Tow Hill
Dusk on Tow Hill, Naikoon Provincial Park, Haida Gwaii. Photo: Lonely Planet

I do most of my traveling through the books I read. I’ve been to Asia and Africa, seen the castles of Europe and the rainforests of South America, across America and Down Under, but sometimes a setting just grabs me, makes me fall in love with a place I may never get to see. Haida Gwaii is one of those places.

Photo: Purewest.com

I’m currently listening to The Brutal Telling by Louise Penny and Chief Inspector Gamache, the main character, has taken a short trip to the Queen Charlotte Islands In British Columbia. The islands were officially renamed  after the book was published, becoming Haida Gwaii, which means “People of the Island” in the native language.
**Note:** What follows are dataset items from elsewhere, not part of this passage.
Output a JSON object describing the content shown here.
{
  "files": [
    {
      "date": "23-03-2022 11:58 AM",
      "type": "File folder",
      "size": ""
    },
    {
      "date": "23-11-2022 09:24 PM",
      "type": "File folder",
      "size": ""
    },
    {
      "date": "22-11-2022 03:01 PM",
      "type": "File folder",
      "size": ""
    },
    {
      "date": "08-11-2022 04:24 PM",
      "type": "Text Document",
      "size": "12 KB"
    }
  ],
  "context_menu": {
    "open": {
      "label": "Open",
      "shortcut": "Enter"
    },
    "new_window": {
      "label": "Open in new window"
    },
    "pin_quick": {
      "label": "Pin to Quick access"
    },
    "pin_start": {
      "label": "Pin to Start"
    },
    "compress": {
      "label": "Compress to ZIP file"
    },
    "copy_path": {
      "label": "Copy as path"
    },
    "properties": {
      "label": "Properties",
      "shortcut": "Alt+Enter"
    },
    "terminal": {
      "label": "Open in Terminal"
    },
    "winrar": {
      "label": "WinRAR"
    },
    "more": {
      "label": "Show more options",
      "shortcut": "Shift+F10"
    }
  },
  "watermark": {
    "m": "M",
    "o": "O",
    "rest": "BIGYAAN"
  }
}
I know that when I get around to reviewing the book, I’ll concentrate on the characters, the plot, and the main setting, the small town of Three Pines, so I wanted to take minute to talk about this beautiful land, one that, at least from the story I’m reading seems to be caught between the worlds. It has one foot here and one foot the mists of time.

Haida Gwaii is an archipelago on the North Coast of British Columbia, Canada, composed of two main islands and 150 smaller ones. It’s a land of mountains and great forests, of water and wild animals. It’s still a wilderness, to some extent, isolated from the mainland. The Haida people have held onto their culture, treasure it.

Photo: Asta's Adventures

I want to go to this land of mystery, where you can feel the spirits still. I want to see the totems, touch the giant red cedars, walk on the windswept beaches. I want to gaze up at the snow-covered mountain, listen to the stories, see the art. And, as an enticement to my husband, there’s always the fishing and kayaking.

I had never hear of Haida Gwaii before reading this story, but Penny captures it so well, makes it seem like a land apart, a mysterious, beautiful place, a place where the present and past still walk together, and people still believe, in their land, in their history, in each other.

What was the last place a book made you fall in love with?